First, originalist Justice Hugo Black joined the Supreme Court’s opinion in Brown v. Board of Education and neither Justices Scalia nor Thomas have ever criticized that case or failed to follow it. Originalist Stanford Law Professor Michael McConnell published a lengthy and scholarly law review article defending Brown v. Board of Education on originalist grounds, and I have published a lengthy originalist article that also defends the decision in Brown or originalist grounds, as well as an article defending the decision in Loving v. Virginia on originalist grounds, which struck down state bans on racial inter-marriage.
Second, originalist Justice Hugo Black led the charge to incorporate the federal Bill of Rights to apply against the State on the Warren Court. Justices Scalia and Thomas supported incorporation of the Bill of Rights in McDonald v. Chicago, and Justice Thomas wrote a separate concurrence making the best case yet made in any Supreme Court opinion in favor of incorporation. Originalist Yale Law Professor Akhil Reed Amar wrote a whole book defending incorporation on originalist grounds entitled: The Bill of Rights: Creation and Reconstruction (1998).

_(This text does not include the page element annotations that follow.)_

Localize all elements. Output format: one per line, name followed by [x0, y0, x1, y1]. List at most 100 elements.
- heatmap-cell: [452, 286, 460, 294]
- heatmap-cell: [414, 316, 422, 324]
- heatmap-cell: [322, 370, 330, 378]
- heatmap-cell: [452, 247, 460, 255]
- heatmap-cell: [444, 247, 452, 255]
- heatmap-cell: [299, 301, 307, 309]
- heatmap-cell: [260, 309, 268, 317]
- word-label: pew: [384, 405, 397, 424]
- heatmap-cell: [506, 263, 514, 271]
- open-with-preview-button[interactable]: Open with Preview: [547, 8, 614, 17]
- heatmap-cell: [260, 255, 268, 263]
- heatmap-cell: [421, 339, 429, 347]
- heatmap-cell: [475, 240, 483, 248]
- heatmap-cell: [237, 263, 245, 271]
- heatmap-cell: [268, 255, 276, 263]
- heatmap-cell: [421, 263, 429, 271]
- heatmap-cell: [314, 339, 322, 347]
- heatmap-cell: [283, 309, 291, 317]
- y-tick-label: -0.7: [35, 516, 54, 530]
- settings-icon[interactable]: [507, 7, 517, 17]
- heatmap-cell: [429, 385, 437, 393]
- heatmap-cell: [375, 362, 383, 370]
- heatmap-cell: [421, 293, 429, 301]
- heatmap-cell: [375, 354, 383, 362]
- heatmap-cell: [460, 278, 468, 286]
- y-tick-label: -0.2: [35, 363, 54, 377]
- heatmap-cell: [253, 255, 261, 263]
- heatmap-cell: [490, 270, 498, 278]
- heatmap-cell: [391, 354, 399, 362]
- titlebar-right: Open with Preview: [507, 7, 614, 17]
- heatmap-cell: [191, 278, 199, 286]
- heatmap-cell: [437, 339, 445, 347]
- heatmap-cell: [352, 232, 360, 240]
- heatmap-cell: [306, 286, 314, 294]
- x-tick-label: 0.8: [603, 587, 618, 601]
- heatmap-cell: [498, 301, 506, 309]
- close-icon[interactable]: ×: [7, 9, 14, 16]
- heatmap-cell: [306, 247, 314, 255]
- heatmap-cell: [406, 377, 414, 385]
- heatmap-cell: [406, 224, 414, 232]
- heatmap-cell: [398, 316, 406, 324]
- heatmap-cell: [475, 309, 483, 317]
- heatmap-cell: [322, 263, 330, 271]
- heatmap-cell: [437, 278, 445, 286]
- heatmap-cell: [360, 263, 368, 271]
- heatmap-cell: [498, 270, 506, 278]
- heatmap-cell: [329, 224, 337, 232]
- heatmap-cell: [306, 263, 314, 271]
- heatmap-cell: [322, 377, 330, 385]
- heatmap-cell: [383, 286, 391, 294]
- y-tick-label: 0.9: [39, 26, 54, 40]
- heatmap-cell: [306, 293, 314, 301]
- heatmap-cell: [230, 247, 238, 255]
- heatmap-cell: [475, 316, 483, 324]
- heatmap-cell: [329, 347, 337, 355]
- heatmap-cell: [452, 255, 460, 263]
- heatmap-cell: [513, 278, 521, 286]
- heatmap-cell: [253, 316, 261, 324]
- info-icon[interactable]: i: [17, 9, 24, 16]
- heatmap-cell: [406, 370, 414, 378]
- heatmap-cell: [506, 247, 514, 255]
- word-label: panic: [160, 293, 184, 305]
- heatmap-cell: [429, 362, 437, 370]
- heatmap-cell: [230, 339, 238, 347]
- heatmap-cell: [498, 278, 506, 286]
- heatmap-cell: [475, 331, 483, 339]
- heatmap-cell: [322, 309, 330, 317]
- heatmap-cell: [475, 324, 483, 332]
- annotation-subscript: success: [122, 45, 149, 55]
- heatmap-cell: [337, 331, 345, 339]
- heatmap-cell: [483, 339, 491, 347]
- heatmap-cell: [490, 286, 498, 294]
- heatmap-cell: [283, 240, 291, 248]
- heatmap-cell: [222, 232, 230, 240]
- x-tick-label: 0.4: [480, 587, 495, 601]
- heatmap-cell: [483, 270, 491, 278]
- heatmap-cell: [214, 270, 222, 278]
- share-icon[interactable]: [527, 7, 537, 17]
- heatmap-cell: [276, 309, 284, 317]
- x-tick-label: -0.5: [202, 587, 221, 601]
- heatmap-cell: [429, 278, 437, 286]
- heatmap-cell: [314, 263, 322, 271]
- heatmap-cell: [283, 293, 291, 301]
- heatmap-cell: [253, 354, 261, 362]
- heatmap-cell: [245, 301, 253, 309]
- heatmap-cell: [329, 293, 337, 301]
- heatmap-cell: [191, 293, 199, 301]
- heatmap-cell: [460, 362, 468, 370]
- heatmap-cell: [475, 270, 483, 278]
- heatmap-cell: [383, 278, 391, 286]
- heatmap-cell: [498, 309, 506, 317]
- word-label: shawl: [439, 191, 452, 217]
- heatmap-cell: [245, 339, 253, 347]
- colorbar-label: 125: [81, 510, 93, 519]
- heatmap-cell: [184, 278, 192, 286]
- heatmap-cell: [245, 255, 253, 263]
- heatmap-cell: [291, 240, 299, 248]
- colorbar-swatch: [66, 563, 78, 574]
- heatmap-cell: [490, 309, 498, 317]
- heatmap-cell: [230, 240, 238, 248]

Third, originalist Yale Law Professor Akhil Reed Amar and I have both published originalist law review articles arguing that sex discrimination and sexual orientation discrimination are forbidden by the Fourteenth Amendment as read in light of the Nineteenth Amendment. We believe that once women got the political right to vote in 1920, they also got equal civil rights to those of men as well. Supreme Court Justice George Sutherland actually ruled in 1923 that the meaning of the Fourteenth Amendment was altered by the adoption of the Nineteenth Amendment. Moreover, there is settled Supreme Court precedent that establishes that sex and sexual orientation discrimination are forbidden.
From all that I know of Judge Kavanaugh and of Chief Justice Roberts, I would be astonished if those correct Supreme Court precedents on sex and sexual orientation discrimination were overridden. Judge Kavanaugh has hired more women law clerks than almost any other federal Court of Appeals judge, and he is obviously very sympathetic to the rights of women.
Fourth, the constitutional right to privacy is part of a larger originalist, unenumerated right, which provides that: “All human beings are born free and equal, and have certain natural, essential, and unalienable rights; among which may be reckoned the right of enjoying and defending their lives and liberties; that of acquiring, possessing, and protecting property; in fine, that of seeking and obtaining their safety and happiness.” This right can be trumped by “just laws enacted for the general good of the whole people.” A law that forbids the use of contraceptives prevents an individual from enjoying liberty and is not a just law enacted for the general good of the whole people, so it is unconstitutional.
Fifth, and finally, originalists do believe that the meaning of the words of the constitution do not change over time, but their application may change in huge ways because of new technologies and changed circumstance. As the great originalist Judge Robert H. Bork wrote in The Tempting of America (1990), “The world changes in which unchanging values find their application.” What this means is that today the Necessary and Proper Clause empowers Congress to set up an Air Force and a “Space Force” even though no one imagined these things in 1787. It also means that the First Amendment freedom of the press applies to freedom of expression via broadcasting and the internet and not just to freedom of expression via printing presses.
The attacks on a crude caricature of originalism reveal more about the sloppiness (or worse) of those who make these attacks than they do about originalism.
Steven G. Calabresi is a co-author of “The Unitary Executive: Presidential Power from Washington to Bush” and the Clayton J. & Henry R. Barber Professor at Northwestern Pritzker School of Law.